Descripció del projecte
In Spain, more than 100 thousand patients receive mechanical ventilation every year due to several illness linked to respiratory failure. Although the Mechanical Ventilation (MV) is a life support treatment, some studies have shown the ventilator may cause various lung damages, extending the necessity of the machine and consequently increasing the risk of mortality. The configuration of the ventilatory parameters (e.g. the ventilatory modes, respiratory rate, tidal volume) and the interaction between the patient and the machine, known as patient-ventilator synchrony, may define the final prognosis which make vital the continuous monitoring of the patient under MV. Thanks to technological progress in the area of health-care system, the patients nowadays are monitored 24 hours daily since their admission in the Intensive Care Unit until discharge, generating a huge volume of heterogenous data from many medical devices. However, these devices do not currently give the needed information to detect, for example, a bad adjustment of the ventilator, what would help the decision making by the health care team to prevent the worse consequences for receiving the breathing support.

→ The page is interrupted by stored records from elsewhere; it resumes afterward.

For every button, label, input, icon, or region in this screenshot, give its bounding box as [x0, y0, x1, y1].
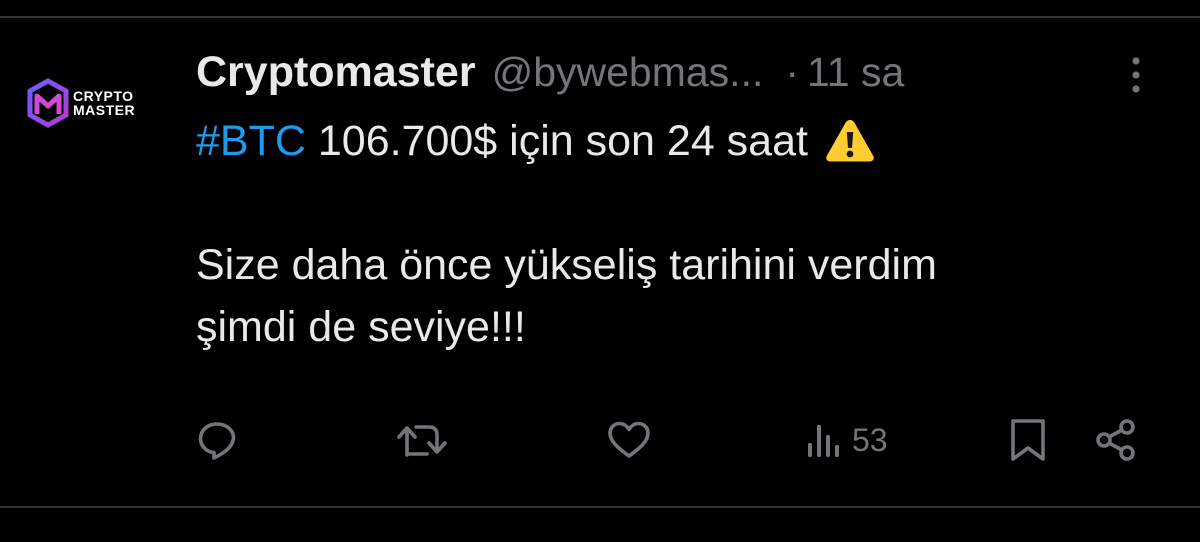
bookmark-icon — [1011, 419, 1045, 461]
more-options-button[interactable] — [1120, 52, 1152, 98]
bookmark-button[interactable] — [1008, 414, 1048, 466]
cryptomaster-logo-icon — [27, 78, 69, 128]
views-count: 53 — [852, 421, 888, 458]
author-handle[interactable]: @bywebmas... — [492, 49, 764, 96]
views-icon — [808, 425, 839, 457]
reply-button[interactable] — [196, 414, 238, 466]
warning-icon — [826, 120, 874, 162]
more-vertical-icon — [1132, 57, 1140, 93]
retweet-icon — [397, 425, 447, 457]
reply-icon — [198, 422, 236, 460]
tweet-header: Cryptomaster @bywebmas... · 11 sa — [196, 44, 1186, 100]
tweet-text: #BTC 106.700$ için son 24 saat Size daha… — [196, 110, 1186, 358]
tweet-line-1: #BTC 106.700$ için son 24 saat — [196, 110, 1186, 172]
avatar-line-1: CRYPTO — [73, 88, 134, 104]
share-icon — [1096, 419, 1135, 461]
tweet-line-2: Size daha önce yükseliş tarihini verdim — [196, 241, 937, 289]
like-icon — [608, 421, 650, 458]
author-display-name[interactable]: Cryptomaster — [196, 48, 476, 97]
like-button[interactable] — [606, 414, 652, 466]
top-divider — [0, 16, 1200, 18]
avatar-line-2: MASTER — [73, 102, 136, 118]
bottom-divider — [0, 506, 1200, 508]
tweet-timestamp[interactable]: 11 sa — [807, 49, 904, 96]
avatar-wordmark: CRYPTO MASTER — [73, 89, 135, 117]
tweet-line-3: şimdi de seviye!!! — [196, 303, 526, 351]
hashtag-link[interactable]: #BTC — [196, 117, 306, 165]
header-separator: · — [785, 48, 800, 95]
retweet-button[interactable] — [396, 414, 448, 466]
views-button[interactable]: 53 — [806, 414, 888, 466]
tweet-line-1-text: 106.700$ için son 24 saat — [305, 117, 808, 165]
avatar[interactable]: CRYPTO MASTER — [26, 68, 166, 138]
tweet-action-bar: 53 — [196, 414, 1156, 466]
share-button[interactable] — [1094, 414, 1138, 466]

Better Care, through the developed system named BC Link, came up to deal with the lack of integrability and digitalization of the health-care devices. The BC platform, firstly designed to be a complete system to connect all the medical devices with the hospital information system, works also to constantly record, analyse and store the patient’s data. Owing to its high resolution and capability of registering an immense amount of complex data, there is the necessity of implanting advanced techniques to explore and make the data more useful. To be more exact, in a mechanically ventilated patient connected to two medical devices (e.g. multiparameter monitor and the ventilator), about ten different waveforms are recorded (electrocardiographic, plethysmograph, capnograph, respiratory, blood pressure, airway pressure, flow gas, volume, among others) at 200 or more points per second, which produces more than 172.8 million data points daily. On average, these are 1.04 billion points considering the whole mechanical ventilation period. Thus, the main objective of this project is to provide to the healthcare personnel artificial intelligence solutions to make predictions which will help to support and act preventively in the treatment of these patients.
To reach the objective, the following project phases are established:
– The first step consists on the gathering data phase by recovering the already available databases and getting more data (if needed) through the BC Link system in agreement with some of the hospitals partners of Better Care.
– The next phase is about the preparation of the data. Once there are many different sorts of data recorded by the BC Link, it is essential to apply proper data cleansing techniques in order to get consistent and organized databases. As known, this is a great away to start the understanding of the hidden information content in a data. Moreover, this is also a good time to apply some data visualisation methods aiming to detect relationships between different variables what is essential to design the next step.
– At this moment, the statistical models and techniques which will be used to build the machine learning algorithms, focusing on making predictions after the main features are chosen. Moreover, the data will be carefully split in training and testing subsets in order to evaluate the performance and generalization of the chosen models.
– The last step will be focused on using the data and the created algorythms to answer clinical questions about the intensive care prognosis such as weaning success, self-extubating, length of the necessity of Mechanical Ventilation, length at the Intensive Care Unit, mortality, so forth.
These four phases are required for each particular clinical question that this thesis will try to answer.